Seven photographers visited seven buildings of Le Corbusier (1887-1966) in France and Switzerland. Le Corbusier himself used photography purposefully to propagate his talent and his visions.

But how does photography encounter Le Corbusier’s works today? For the exhibition (Architekturikonen neu gesehen) seven photographers visited seven key works of Le Corbusier. Visitors can get a new perspective of his art of building.

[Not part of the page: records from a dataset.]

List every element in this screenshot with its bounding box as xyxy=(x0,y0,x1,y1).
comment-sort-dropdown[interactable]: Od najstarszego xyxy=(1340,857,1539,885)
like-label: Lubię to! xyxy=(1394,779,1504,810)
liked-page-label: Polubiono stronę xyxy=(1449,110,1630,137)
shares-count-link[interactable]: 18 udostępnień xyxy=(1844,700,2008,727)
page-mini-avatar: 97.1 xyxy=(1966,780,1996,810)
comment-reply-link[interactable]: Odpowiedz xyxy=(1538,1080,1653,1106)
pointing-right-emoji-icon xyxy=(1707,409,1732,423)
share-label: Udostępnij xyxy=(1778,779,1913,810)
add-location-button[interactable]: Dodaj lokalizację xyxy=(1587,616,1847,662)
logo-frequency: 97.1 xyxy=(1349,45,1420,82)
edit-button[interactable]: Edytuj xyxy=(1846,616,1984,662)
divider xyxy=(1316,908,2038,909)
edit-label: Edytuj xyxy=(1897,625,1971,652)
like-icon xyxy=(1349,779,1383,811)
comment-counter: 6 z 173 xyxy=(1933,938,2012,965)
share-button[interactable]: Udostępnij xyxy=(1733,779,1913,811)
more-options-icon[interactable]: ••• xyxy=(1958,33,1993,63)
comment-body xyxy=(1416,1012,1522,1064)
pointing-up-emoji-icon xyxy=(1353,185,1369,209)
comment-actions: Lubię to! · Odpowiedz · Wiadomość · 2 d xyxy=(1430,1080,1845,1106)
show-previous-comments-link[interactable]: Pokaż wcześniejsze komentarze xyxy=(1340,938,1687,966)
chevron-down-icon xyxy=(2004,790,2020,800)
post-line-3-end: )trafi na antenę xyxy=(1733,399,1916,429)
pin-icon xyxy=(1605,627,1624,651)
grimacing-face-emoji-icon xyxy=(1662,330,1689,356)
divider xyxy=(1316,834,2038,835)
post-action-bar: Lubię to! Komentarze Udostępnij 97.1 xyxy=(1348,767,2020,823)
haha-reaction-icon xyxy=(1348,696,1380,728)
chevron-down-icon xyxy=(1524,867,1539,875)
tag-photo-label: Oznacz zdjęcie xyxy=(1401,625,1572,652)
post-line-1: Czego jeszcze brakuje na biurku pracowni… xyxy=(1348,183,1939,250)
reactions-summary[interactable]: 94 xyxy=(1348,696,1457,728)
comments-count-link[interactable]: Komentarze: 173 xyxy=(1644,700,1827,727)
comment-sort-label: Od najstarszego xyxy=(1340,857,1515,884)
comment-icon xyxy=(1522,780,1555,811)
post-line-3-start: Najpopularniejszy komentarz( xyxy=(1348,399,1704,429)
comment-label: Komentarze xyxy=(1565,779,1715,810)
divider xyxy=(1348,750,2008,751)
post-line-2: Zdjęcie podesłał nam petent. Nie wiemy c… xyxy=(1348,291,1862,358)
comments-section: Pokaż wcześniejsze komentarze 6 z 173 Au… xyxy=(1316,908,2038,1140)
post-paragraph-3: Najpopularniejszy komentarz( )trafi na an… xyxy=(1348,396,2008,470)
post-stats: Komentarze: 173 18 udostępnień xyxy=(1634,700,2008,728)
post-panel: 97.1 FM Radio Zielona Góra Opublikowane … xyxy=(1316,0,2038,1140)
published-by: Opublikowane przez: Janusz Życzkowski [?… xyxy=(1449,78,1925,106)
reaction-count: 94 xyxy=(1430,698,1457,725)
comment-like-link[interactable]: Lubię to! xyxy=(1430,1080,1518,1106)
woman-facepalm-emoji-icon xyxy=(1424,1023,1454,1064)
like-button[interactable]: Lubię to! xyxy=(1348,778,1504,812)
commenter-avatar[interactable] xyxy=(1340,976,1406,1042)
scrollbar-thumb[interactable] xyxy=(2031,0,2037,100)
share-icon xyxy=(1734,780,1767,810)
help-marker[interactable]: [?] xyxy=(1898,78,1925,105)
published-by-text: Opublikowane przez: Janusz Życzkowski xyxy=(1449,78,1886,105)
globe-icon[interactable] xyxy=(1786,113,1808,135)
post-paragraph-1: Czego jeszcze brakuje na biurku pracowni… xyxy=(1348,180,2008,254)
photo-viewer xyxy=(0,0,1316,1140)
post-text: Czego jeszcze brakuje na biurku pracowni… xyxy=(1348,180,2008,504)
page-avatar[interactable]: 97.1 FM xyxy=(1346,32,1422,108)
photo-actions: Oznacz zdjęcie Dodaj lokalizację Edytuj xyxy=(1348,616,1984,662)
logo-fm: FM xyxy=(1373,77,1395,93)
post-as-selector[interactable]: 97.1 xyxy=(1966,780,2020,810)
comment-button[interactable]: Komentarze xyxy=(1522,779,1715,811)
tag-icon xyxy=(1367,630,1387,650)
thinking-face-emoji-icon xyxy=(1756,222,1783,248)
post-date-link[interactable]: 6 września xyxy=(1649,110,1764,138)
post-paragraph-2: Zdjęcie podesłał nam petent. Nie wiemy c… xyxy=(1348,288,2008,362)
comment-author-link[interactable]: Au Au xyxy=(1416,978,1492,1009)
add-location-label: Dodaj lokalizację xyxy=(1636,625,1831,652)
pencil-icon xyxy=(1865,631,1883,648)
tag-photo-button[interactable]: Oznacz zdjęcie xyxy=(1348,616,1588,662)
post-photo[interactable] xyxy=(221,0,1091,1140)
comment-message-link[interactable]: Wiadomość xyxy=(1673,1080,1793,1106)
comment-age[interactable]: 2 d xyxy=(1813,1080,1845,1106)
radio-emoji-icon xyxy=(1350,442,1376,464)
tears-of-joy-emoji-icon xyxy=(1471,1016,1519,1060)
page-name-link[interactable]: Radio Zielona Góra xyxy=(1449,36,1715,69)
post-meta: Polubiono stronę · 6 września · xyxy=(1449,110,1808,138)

Jürg Gasser was a guest at the Villa “Le Lac” (1923–1924), the little house that Le Corbusier built for his parents in Corseaux on the shore of Lake Geneva. Arthur Zalewsky photographed the Villa Savoye (1928–1931) in Poissy near Paris. Katharina Bayer visited the Unité d’habitation (1946–1952) in Marseille, a huge residential block, which as a vertical garden city stands for the Reconstruction after World War II. Seraina Wirz traveled to his summer residence Cabanon (1951–1952) in Roquebrune-Cap-Martin. Lea Meienberg took up the challenge of the chapel of Notre-Dame-du-Haut (1951–1955) in Ronchamp near Belfort. Rasmus Norlander visited the convent of Sainte-Marie de La Tourette (1953–1960), the concrete structure that he built for the Dominican order in Éveux near Lyon. Erica Overmeer’s contribution is a portrait of the Pavillon, his last building (1963–1967).

Seven white architectural models of the buildings, identical in terms of scale and material, are on show on the ground floor.